Part of the service line leader’s role must be engaging physicians to generate buy-in for virtual care. Physicians are going to have their own concerns about integrating virtual care into everyday operations. To secure their support, you need to both make sure they feel comfortable and confident with providing telehealth and be clear in communicating the extra value telehealth can provide by complimenting, not replacing, in-person care.
Make telehealth easy for providers to use
Consider several interventions to provide “quick wins” for providers using telehealth and to facilitate long-term adoption.
1. Technology training
Ongoing telehealth training could be service line-specific or partnered across the organization and should include technology education and keep providers up-to-speed on any technological or policy changes.
2. Block scheduling
Block schedule virtual visits for certain hours of the day to lessen providers’ burden from transferring between virtual and in-person care. Add in flexibility to virtual visit timing to allow for unexpected delays or technology malfunctions.
3. Provide visit and technology support
Give providers the tools to maintain positive virtual patient interactions. Prior to the visit, providers should feel comfortable with their technology and set the stage for a virtual conversation. During the visit, providers should feel supported in addressing any technology issues that could distract from the patient and practice patient-centered communication. After the visit, providers should send a follow-up note recapping the visit and proactively ask for feedback.
Involve providers in telehealth workflow decisions
Service line leaders should enfranchise their providers to be involved in telehealth workflow decisions. Those decisions may include questions such as:
- What visits can be offered virtually?
- How will virtual services be built into the existing workflow?
- Is there an escalation path in place if the physician needs to refer the patient to in-person care?

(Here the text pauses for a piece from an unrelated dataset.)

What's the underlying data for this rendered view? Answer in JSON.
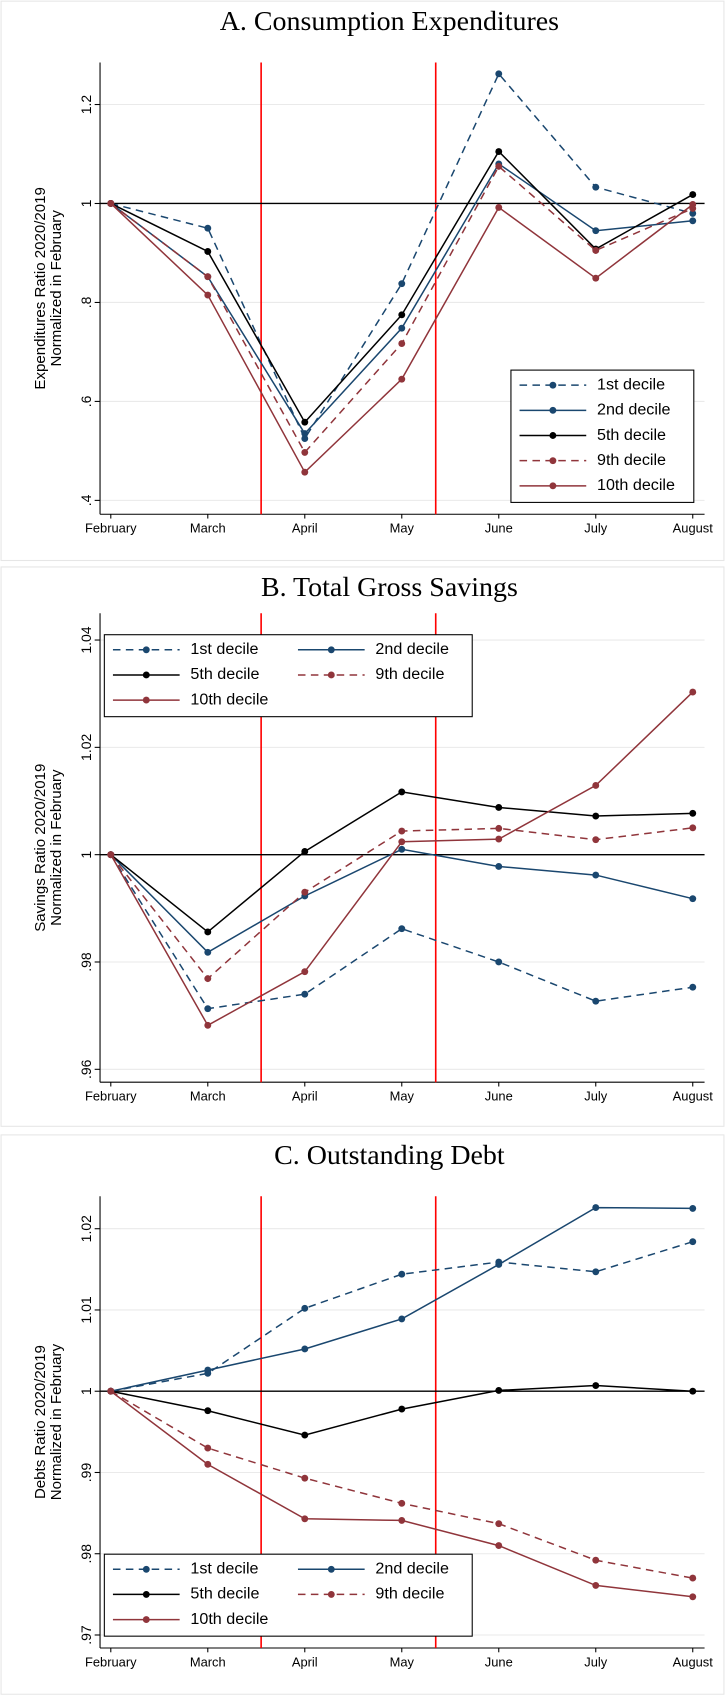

Involving your providers in these decisions will lend clinical credibility to telehealth decisions and give providers a greater sense of agency over virtual care.
Case example: Midwestern AMC
A large academic medical center in the Midwest convened a cross-service line, monthly telehealth forum at the start of the Covid-19 pandemic while scaling up virtual services. The telehealth forum is attended by their virtual care team and a virtual care champion from every service line—typically the chair from each clinical department.
Although the forum was initially convened to provide telehealth trainings and support and to communicate any policy updates, it became a driving force for initiating service line analyses of common diagnoses that could or should be conducted entirely virtually.
To conduct this analysis, each virtual care champion pulled their service line’s top 100-200 most common diagnoses. They then worked with physicians on their team to decide which diagnoses and visit types lend themselves best to virtual care.
Once a service line identifies a visit type as optimal for virtual care, their team inputs a flag into their scheduling system that tags that visit type as optimal for virtual care. Since the start of the pandemic, this AMC has converted about 15-20% of ambulatory activity to telehealth.